Hot listing paths (iterdir / _ls / glob) build
children with singleton_ttl=False so the bounded cache
doesn't fill up with thousands of short-lived entries. When a
caller decides one of those children is worth keeping around
(handing it to a long-running worker, returning it from an
API), :meth:to_singleton registers self into the cache
so the next constructor call with the same key collapses to
the same instance.
ttl defaults to the subclass's _SINGLETON_TTL
(... = no caching, None = process lifetime, or a
seconds count). When a different instance is already cached
under this key, that pre-existing one wins and is returned
unchanged — the cache is the source of truth.
invalidate_singleton ¶
Pop self from the per-class _INSTANCES cache.
Mutating ops on a Singleton-cached object (writes, deletes,
schema invalidations on a Databricks table, put_object on
an :class:S3Path) want to make sure the next caller asking
for the same key gets a fresh build rather than collapsing
onto this stale handle — that's what remove_global=True
(the default) does. The pop is :meth:identity-guarded:
only an entry that still points at self is removed, so
a concurrent re-construction that already raced past this
thread is left alone.
remove_global=False is a no-op. The keyword exists so
subclass invalidators (invalidate_singleton,
_invalidate_entity_tag_cache, …) can offer the same
switch without branching at the call site.
prepare ¶
Coerce statement into this executor's prepared-statement type.
Mirrors :meth:Session.prepare_request_before_send: takes
whatever the caller passed (raw string, cross-backend
:class:PreparedStatement, already-typed instance) and
returns the concrete :attr:_PREPARED_CLASS every downstream
hook expects.
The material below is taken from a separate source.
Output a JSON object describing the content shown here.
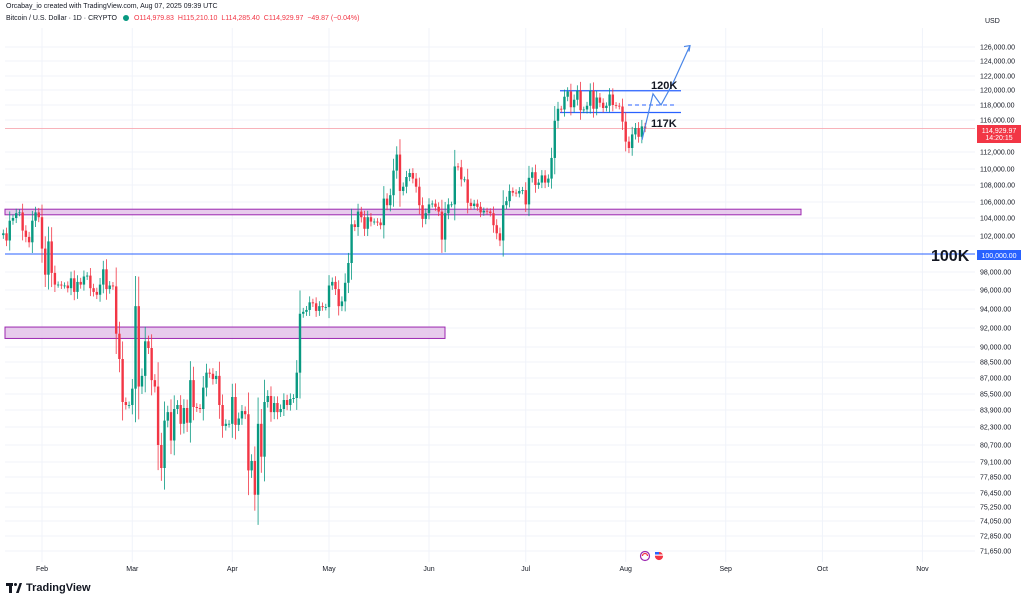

Subclasses that need to inject per-statement
defaults (warehouse routing, catalog binding, SELECT-rewrite
for cluster execution) override this — same shape as Session's
hook.
send ¶
Dispatch statement and return its tracking :class:StatementResult.
Mirrors :meth:Session.send. start=True (default) fires
the backend submission eagerly — the result comes back in
flight (or already terminal for synchronous backends).
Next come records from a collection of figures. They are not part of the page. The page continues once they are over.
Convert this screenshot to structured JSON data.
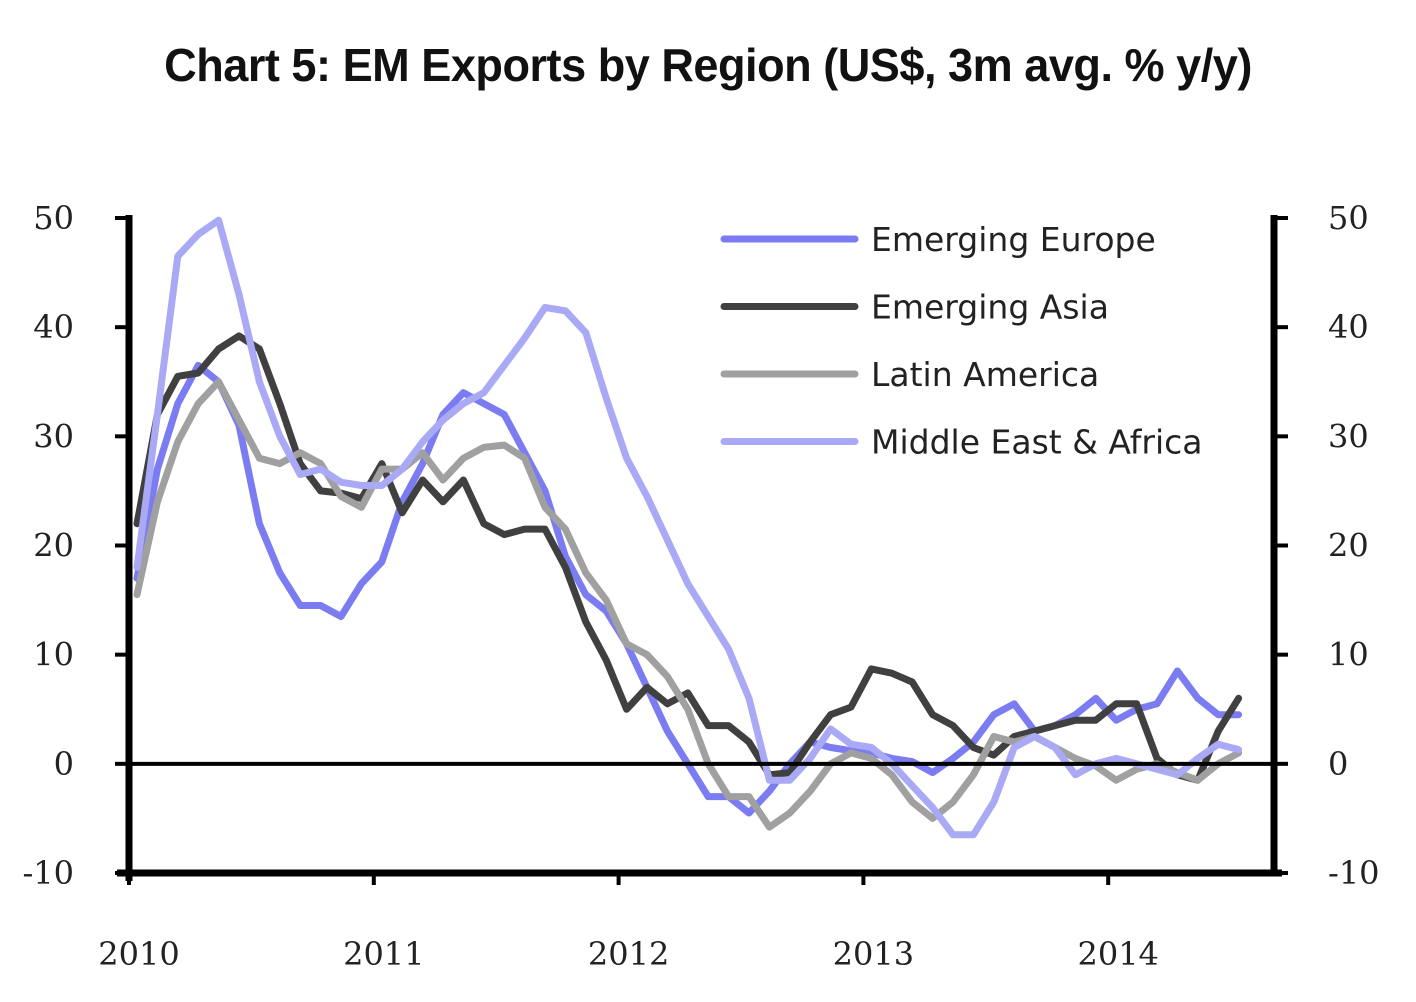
{
  "chart_data": {
    "type": "line",
    "title": "Chart 5: EM Exports by Region (US$, 3m avg. % y/y)",
    "xlabel": "",
    "ylabel": "",
    "ylabel_right": "",
    "x_start": "2010-01",
    "x_frequency": "monthly",
    "x_ticks": [
      "2010",
      "2011",
      "2012",
      "2013",
      "2014"
    ],
    "y_ticks": [
      50,
      40,
      30,
      20,
      10,
      0,
      -10
    ],
    "y_ticks_right": [
      50,
      40,
      30,
      20,
      10,
      0,
      -10
    ],
    "ylim": [
      -10,
      50
    ],
    "grid": false,
    "zero_line": true,
    "legend_position": "top-right",
    "series": [
      {
        "name": "Emerging Europe",
        "color": "#7b7bf2",
        "values": [
          17,
          27,
          33,
          36.5,
          35,
          31,
          22,
          17.5,
          14.5,
          14.5,
          13.5,
          16.5,
          18.5,
          24,
          27.5,
          32,
          34,
          33,
          32,
          28.5,
          25,
          19,
          15.5,
          14,
          11,
          7,
          3,
          0,
          -3,
          -3,
          -4.5,
          -2.5,
          0,
          2,
          1.5,
          1.2,
          1,
          0.5,
          0.2,
          -0.8,
          0.5,
          2,
          4.5,
          5.5,
          3,
          3.5,
          4.5,
          6,
          4,
          5,
          5.5,
          8.5,
          6,
          4.5,
          4.5
        ]
      },
      {
        "name": "Emerging Asia",
        "color": "#404040",
        "values": [
          22,
          32,
          35.5,
          35.8,
          38,
          39.2,
          38,
          33,
          27.5,
          25,
          24.8,
          24.3,
          27.5,
          23,
          26,
          24,
          26,
          22,
          21,
          21.5,
          21.5,
          18,
          13,
          9.5,
          5,
          7,
          5.5,
          6.5,
          3.5,
          3.5,
          2,
          -1,
          -0.8,
          2,
          4.5,
          5.2,
          8.7,
          8.3,
          7.5,
          4.5,
          3.5,
          1.5,
          0.8,
          2.5,
          3,
          3.5,
          4,
          4,
          5.5,
          5.5,
          0.5,
          -1,
          -1.5,
          3,
          6
        ]
      },
      {
        "name": "Latin America",
        "color": "#a0a0a0",
        "values": [
          15.5,
          24,
          29.5,
          33,
          35,
          31.5,
          28,
          27.5,
          28.5,
          27.5,
          24.5,
          23.5,
          27,
          27,
          28.5,
          26,
          28,
          29,
          29.2,
          28,
          23.5,
          21.5,
          17.5,
          15,
          11,
          10,
          8,
          5,
          0,
          -3,
          -3,
          -5.8,
          -4.5,
          -2.5,
          0,
          1,
          0.5,
          -1,
          -3.5,
          -5,
          -3.5,
          -1,
          2.5,
          2,
          2.5,
          1.5,
          0.5,
          -0.2,
          -1.5,
          -0.5,
          0,
          -0.8,
          -1.5,
          0,
          1
        ]
      },
      {
        "name": "Middle East & Africa",
        "color": "#a9a9f5",
        "values": [
          18,
          32,
          46.5,
          48.5,
          49.8,
          43,
          35,
          30,
          26.5,
          27,
          25.8,
          25.5,
          25.5,
          27,
          29.5,
          31.5,
          33,
          34,
          36.5,
          39,
          41.8,
          41.5,
          39.5,
          33.5,
          28,
          24.5,
          20.5,
          16.5,
          13.5,
          10.5,
          6,
          -1.5,
          -1.5,
          0.5,
          3.2,
          1.8,
          1.5,
          0,
          -2,
          -4,
          -6.5,
          -6.5,
          -3.5,
          1.5,
          2.5,
          1.5,
          -1,
          0,
          0.5,
          0,
          -0.5,
          -1,
          0.5,
          1.8,
          1.3
        ]
      }
    ]
  }
}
start=False returns the idled :class:StatementResult
whose backend submission is deferred until
:meth:StatementResult.start fires.
The returned result is always bound to this executor — every
subclass _submit_statement is supposed to thread
executor=self through the constructor, but that's easy
to forget and downstream code (StatementResult.wait,
retry, raise_for_status) needs the back-reference.
Setting it here when it's missing makes the contract
enforceable from one place instead of audited per backend.
execute ¶
execute(
statement: "PS | PreparedStatement | str",
*,
options: Optional[ExecutionOptions] = None,
wait: WaitingConfigArg = True,
raise_error: bool = True,
start: bool = True
) -> SR
Submit a single statement and optionally wait for completion.
Two ways to pass execution policy:
- Per-call kwargs
wait/raise_error(ergonomic, matches the previous public API). - An :class:
ExecutionOptionsviaoptions=(when you want to reuse the same policy across many calls or compose from layered defaults).
The two are merged: options provides the base, kwargs override
any field they explicitly set. Unknown kwargs go nowhere — they
are not forwarded to the backend. Use a typed
:class:PreparedStatement subclass for backend-specific
configuration (parameters, byte limits, routing, etc.).
execute_many ¶
execute_many(
statements: Iterable["PS | PreparedStatement | str"],
*,
options: Optional[ExecutionOptions] = None,
wait: WaitingConfigArg = True,
raise_error: bool = True,
parallel: Optional[int] = None,
**batch_kwargs: Any
) -> SB
Run several statements as a batch and return the populated batch.
Convenience wrapper around :meth:batch: enqueues every statement,
submits, and (by default) waits. parallel controls the wait
phase only — submission itself is sequential, since most backends
either accept fast or reject fast.
**batch_kwargs are forwarded to the batch constructor (e.g.
external_paths= for :class:WarehouseStatementBatch).
batch ¶
batch(
statements: Optional[Iterable["PS | PreparedStatement | str"]] = None,
*,
executor: "StatementExecutor | None" = None,
parallel: Optional[int] = None,
**kwargs: Any
) -> SB
Construct a batch bound to this executor.